II-5.2.2. L’observation de plusieurs terrains répartis dans le temps

Cette recherche s’est déroulée directement sur le terrain et s’est réalisée dans la durée, plus précisément sur une période de trois ans et demi. Au cours de notre recherche, nous étions également associée à une entreprise spécialisée sur l’intervention en matière de prévention des risques psychosociaux (RPS) au travail. Nous intervenions en tant que professionnelle dans le cadre d’interventions dans les organisations. Notre pratique nous a amenée à expérimenter différents processus d’intervention, de niveaux secondaire et primaire de la prévention. Dans le cadre de cette thèse, nous avons choisi de nous centrer uniquement sur les interventions de niveau primaire et celles qui portent sur l’élaboration et l’évaluation de dispositifs. L’étude de cas constitue notre démarche méthodologique et elle repose sur une approche diachronique. Notre analyse a porté sur l’étude de sept cas d’intervention.

Notre implication sur le terrain s’est faite très tôt, dès le commencement de notre thèse. La plupart du temps, les processus d’intervention se sont succédés, mais il arrivait que nous soyons amenée à intervenir dans deux, voire trois, organisations dans le même temps. Mais nous étions rarement concentrée sur un seul processus d’intervention. En effet, même si d’apparence ils peuvent se succéder, le début d’une intervention empiète généralement sur la précédente. La formalisation du cadre de l’intervention survient souvent alors que l’action est déjà avancée.

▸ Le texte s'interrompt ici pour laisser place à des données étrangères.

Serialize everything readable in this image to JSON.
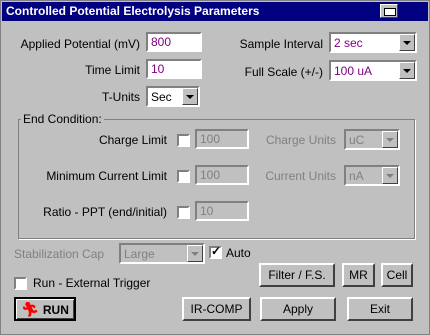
{
  "window": {
    "title": "Controlled Potential Electrolysis Parameters",
    "print_icon": "printer-icon"
  },
  "applied_potential": {
    "label": "Applied Potential (mV)",
    "value": "800"
  },
  "time_limit": {
    "label": "Time Limit",
    "value": "10"
  },
  "t_units": {
    "label": "T-Units",
    "value": "Sec"
  },
  "sample_interval": {
    "label": "Sample Interval",
    "value": "2 sec"
  },
  "full_scale": {
    "label": "Full Scale (+/-)",
    "value": "100 uA"
  },
  "end_condition": {
    "title": "End Condition:",
    "charge_limit": {
      "label": "Charge Limit",
      "value": "100",
      "units_label": "Charge Units",
      "units_value": "uC"
    },
    "min_current": {
      "label": "Minimum Current Limit",
      "value": "100",
      "units_label": "Current Units",
      "units_value": "nA"
    },
    "ratio": {
      "label": "Ratio - PPT (end/initial)",
      "value": "10"
    }
  },
  "stabilization": {
    "label": "Stabilization Cap",
    "value": "Large",
    "auto_label": "Auto",
    "auto_checked": true
  },
  "run_external": {
    "label": "Run - External Trigger",
    "checked": false
  },
  "buttons": {
    "filter": "Filter / F.S.",
    "mr": "MR",
    "cell": "Cell",
    "run": "RUN",
    "ircomp": "IR-COMP",
    "apply": "Apply",
    "exit": "Exit"
  },
  "colors": {
    "title_bar": "#000080",
    "value_text": "#800080",
    "run_icon": "#ff0000"
  }
}
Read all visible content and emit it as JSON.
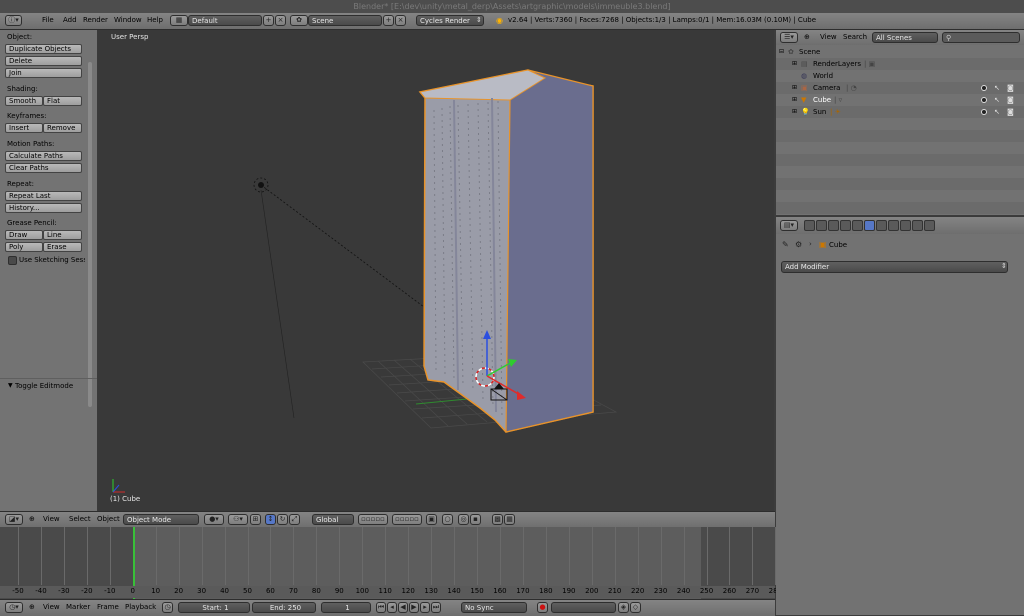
{
  "title_bar": "Blender* [E:\\dev\\unity\\metal_derp\\Assets\\artgraphic\\models\\immeuble3.blend]",
  "info_header": {
    "menus": [
      "File",
      "Add",
      "Render",
      "Window",
      "Help"
    ],
    "screen_layout": "Default",
    "scene": "Scene",
    "render_engine": "Cycles Render",
    "stats": "v2.64 | Verts:7360 | Faces:7268 | Objects:1/3 | Lamps:0/1 | Mem:16.03M (0.10M) | Cube"
  },
  "tool_shelf": {
    "object_label": "Object:",
    "duplicate": "Duplicate Objects",
    "delete": "Delete",
    "join": "Join",
    "shading_label": "Shading:",
    "smooth": "Smooth",
    "flat": "Flat",
    "keyframes_label": "Keyframes:",
    "insert": "Insert",
    "remove": "Remove",
    "motion_label": "Motion Paths:",
    "calc_paths": "Calculate Paths",
    "clear_paths": "Clear Paths",
    "repeat_label": "Repeat:",
    "repeat_last": "Repeat Last",
    "history": "History...",
    "grease_label": "Grease Pencil:",
    "draw": "Draw",
    "line": "Line",
    "poly": "Poly",
    "erase": "Erase",
    "sketching": "Use Sketching Sessio",
    "toggle_editmode": "Toggle Editmode"
  },
  "viewport": {
    "view_name": "User Persp",
    "active_object": "(1) Cube"
  },
  "view3d_header": {
    "menus": [
      "View",
      "Select",
      "Object"
    ],
    "mode": "Object Mode",
    "orientation": "Global"
  },
  "timeline": {
    "ruler": [
      "-50",
      "-40",
      "-30",
      "-20",
      "-10",
      "0",
      "10",
      "20",
      "30",
      "40",
      "50",
      "60",
      "70",
      "80",
      "90",
      "100",
      "110",
      "120",
      "130",
      "140",
      "150",
      "160",
      "170",
      "180",
      "190",
      "200",
      "210",
      "220",
      "230",
      "240",
      "250",
      "260",
      "270",
      "280"
    ],
    "current_frame_value": 0,
    "menus": [
      "View",
      "Marker",
      "Frame",
      "Playback"
    ],
    "start": "Start: 1",
    "end": "End: 250",
    "current": "1",
    "sync": "No Sync"
  },
  "outliner": {
    "menus": [
      "View",
      "Search"
    ],
    "filter": "All Scenes",
    "items": [
      "Scene",
      "RenderLayers",
      "World",
      "Camera",
      "Cube",
      "Sun"
    ]
  },
  "properties": {
    "breadcrumb": "Cube",
    "add_modifier": "Add Modifier"
  },
  "colors": {
    "selection_outline": "#e8932a",
    "building_face": "#9a9ca8",
    "building_side": "#6a6d8e",
    "current_frame_line": "#38c038"
  }
}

Cette partie, relative à notre démarche méthodologique, décrit les différentes interventions que nous avons effectuées dans un ordre chronologique. En revanche, dans l’analyse des cas d’intervention, nous regrouperons ces interventions selon leur orientation, centrée sur l’élaboration et l’accompagnement d’un dispositif, centrée sur la réalisation de diagnostic et la structuration de plan d’action, ou encore centrée sur l’évaluation de dispositif. L’ordre chronologique ne sera pas respecté. Toutefois, nous préserverons cet ordre à l’intérieur de la présentation des processus d’intervention afin de mettre en relief les effets de variations.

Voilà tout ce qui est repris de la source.